In 1984 Syncrude Canada suffered a devastating fire caused by the fracture of a 6” diameter line containing bitumen (a hydrocarbon) at 550°F (287°C). The fire started around midnight on August 12th 1984 and blazed unabated for some hours. The fire melted some 600 lb/in2 steam lines which made firefighting more difficult. The fire was extinguished by the following morning.

 

The fire was centred on the No.2 coker and its auxiliary pipework and smaller vessels. Another large low pressure reactor was also damaged by the fire.

The cause of the fire was relatively simple. The 6th line that had ruptured was specified to be constructed from a 5% Cr – 1% Mo alloy. During an earlier operation problem in 1979 a section of the line had been removed to gain access to the line. Unfortunately when the line was reassembled, the replacement piece was only made from a plain carbon steel similar to ASTM A516-grade 70.

 

This material over a five year period had thinned to around 0.010” thick under the action of sulphidation and scouring from the liquid bitumen and coke being carried in the line.

Once the excitement had died down the engineers of the plant were faced with the problem of what to do. The fire had buckled structural steel and there were traces of thermal damage to adjacent pressure vessels and piping systems.

 

The first thing that was done was to produce a map of the thermal contours around the centre of the fire. This identified where there were likely to be problems. The oil industries’ solution to problems is usually to through money at it. But where to throw the money?

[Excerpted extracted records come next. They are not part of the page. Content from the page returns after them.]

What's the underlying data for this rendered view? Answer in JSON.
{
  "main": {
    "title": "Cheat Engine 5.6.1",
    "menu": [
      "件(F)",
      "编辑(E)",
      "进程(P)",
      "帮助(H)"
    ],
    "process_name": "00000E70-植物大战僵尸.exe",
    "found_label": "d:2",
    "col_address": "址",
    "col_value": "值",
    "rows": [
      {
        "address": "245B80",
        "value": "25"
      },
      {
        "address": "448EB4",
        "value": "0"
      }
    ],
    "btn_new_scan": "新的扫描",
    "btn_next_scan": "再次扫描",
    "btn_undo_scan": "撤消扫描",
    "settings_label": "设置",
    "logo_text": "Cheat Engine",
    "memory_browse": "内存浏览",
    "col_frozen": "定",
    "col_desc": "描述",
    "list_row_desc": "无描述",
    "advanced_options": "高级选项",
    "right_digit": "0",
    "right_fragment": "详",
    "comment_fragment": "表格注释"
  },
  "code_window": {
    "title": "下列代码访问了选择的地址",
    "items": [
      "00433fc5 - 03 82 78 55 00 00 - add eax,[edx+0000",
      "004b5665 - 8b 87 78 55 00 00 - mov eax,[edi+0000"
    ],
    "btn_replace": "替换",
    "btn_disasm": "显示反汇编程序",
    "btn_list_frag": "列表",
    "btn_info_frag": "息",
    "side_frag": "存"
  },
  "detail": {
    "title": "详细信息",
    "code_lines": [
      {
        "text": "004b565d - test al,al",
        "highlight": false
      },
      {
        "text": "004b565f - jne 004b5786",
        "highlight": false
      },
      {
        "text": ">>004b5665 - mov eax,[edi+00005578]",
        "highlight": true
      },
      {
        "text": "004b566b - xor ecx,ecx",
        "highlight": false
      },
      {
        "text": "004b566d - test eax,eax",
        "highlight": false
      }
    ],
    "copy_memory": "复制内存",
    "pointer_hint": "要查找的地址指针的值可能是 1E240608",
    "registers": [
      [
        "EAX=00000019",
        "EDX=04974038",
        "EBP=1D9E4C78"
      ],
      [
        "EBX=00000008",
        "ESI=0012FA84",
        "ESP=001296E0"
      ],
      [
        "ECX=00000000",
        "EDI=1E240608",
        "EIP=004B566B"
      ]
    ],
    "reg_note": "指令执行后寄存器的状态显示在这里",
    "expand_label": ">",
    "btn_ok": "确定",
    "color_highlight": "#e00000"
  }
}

The first thing the metallurgy group did was to arrange for in situ surface metallographs to be carried out on critical components. One was the coker, but two other pressure vessels were involed. One of which was a “large low pressure reactor” whose “bottom” had been severely “cooked”. The other vessel was the H-Oil reactor and it was quite small.

 

Examination of the microstructures revealed they were abnormal in terms of typical microstructures of the microstructures seen in production steels. Whilst it was possible to obtain approximate hardness values, it was not possible to obtain tensile test or Charpy impact test data without cutting samples from the pressure wall. Owners of pressure vessels are normally reluctant to cut sections out of the vessel wall. In the case of the large low pressure reactor, the microstructure varied right around the circumference and the engineers had no idea what these meant in terms of tensile and toughness data.

 

Since winter temperatures reach -40°F (-40F) in Fort McMurray, the toughness of the vessel was deemed to be important even though the vessel normally operated at temperatures around 550°F (287°C).

 

Had the engineers been able to correlate the microstructures with mechanical properties the decisions would have been easier to make.

Basically the engineers were faced with the following choices:

 

• Scrap the vessel and bear the cost of a new one and the cost of the loss in refinery production.

• Run the damaged plant at lower pressures and temperatures. But what lower temperatures and pressures?

• Ignore the damage (!)

 

In fact what was done was the following:

 

• All piping in the areas that the thermal contour mapping had shown to be possibly damaged was removed.

• The H-Oil reactor was scrapped. The insurance company subsequently refused to pay for it on the grounds that Syncrude could not technically justify its scrapping.

• The first 20 feet of the “large low pressure reactor” was removed and replaced on site. As far as the author is aware no investigations were carried out on the mechanical properties of the bottom 20 feet of the reactor.

 

It seems to the author that there is basically a need for some work to be carried out to correlate abnormal microstructures with mechanical properties.

 

Hence this project – starting with the simpler low carbon steels.